Extension nodes

SPSS Modeler supports the languages R and Apache Spark (with Python).

Several Extension nodes are available to enable expert users to input their own R scripts or Python for Spark scripts to carry out data processing, model building, and model scoring. These Extension nodes complement SPSS Modeler and its data mining abilities.

Before you begin

You can load R and Python libraries to use with the extension nodes. To run R or Python scripts, you must first install any packages that your scripts require.
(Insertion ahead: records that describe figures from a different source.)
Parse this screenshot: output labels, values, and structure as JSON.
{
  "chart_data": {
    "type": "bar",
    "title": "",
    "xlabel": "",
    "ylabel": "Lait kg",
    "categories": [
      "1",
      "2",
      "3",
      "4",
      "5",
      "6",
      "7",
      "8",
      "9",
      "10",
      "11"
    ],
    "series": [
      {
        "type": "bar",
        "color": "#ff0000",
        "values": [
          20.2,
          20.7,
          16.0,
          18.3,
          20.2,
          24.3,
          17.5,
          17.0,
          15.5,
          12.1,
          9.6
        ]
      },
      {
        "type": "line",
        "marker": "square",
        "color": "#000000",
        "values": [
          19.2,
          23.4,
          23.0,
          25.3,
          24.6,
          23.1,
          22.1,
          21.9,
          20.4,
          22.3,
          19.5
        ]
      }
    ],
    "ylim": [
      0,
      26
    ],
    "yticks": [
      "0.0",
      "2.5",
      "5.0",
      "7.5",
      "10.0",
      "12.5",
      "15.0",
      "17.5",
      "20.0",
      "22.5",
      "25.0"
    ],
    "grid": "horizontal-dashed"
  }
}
To install packages, you must include the following scripts in an Extension Output node, connect it to a User Input node, and then run the Extension Output node to start the installation process.
Tip: You can also insert these scripts in front of other scripts if you want the installation and your task-related scripts to run together.
To install R packages:
  1. Run the following command:
    install.packages("$PACAGE_NAME", quiet=TRUE, repos="$REPO_URL")
    For example:
    install.packages("Sequential", quiet=TRUE, repos="https://cloud.r-project.org")
  2. To verify that the package was installed successfully, run the following command:
    packageVersion("$PACKAGE_NAME")
    For example:
    packageVersion("Sequential")
Note: If the R package isn't available in your repository, the installation may fail. In such a case, you can try the same installation command from the R command line environment (not from R Studio).
To install Python packages:
  1. Run the following command:
    import sys
    import subprocess
    subprocess.check_call([sys.executable, '-m', 'pip', 'install', '$PACKAGE_NAME', '--quiet', '--no-input'])
    For example, the following command installs numpy:
    import sys
    import subprocess
    subprocess.check_call([sys.executable, '-m', 'pip', 'install', 'numpy', '--quiet', '--no-input'])
  2. To verify that the package was installed successfully, run the following command:
    import pkgutil
    pkgutil.ModuleInfo('$PACKAGE_NAME')
    For example, the following command verifies whether numpy is installed successfully:
    import pkgutil
    pkgutil.ModuleInfo('numpy')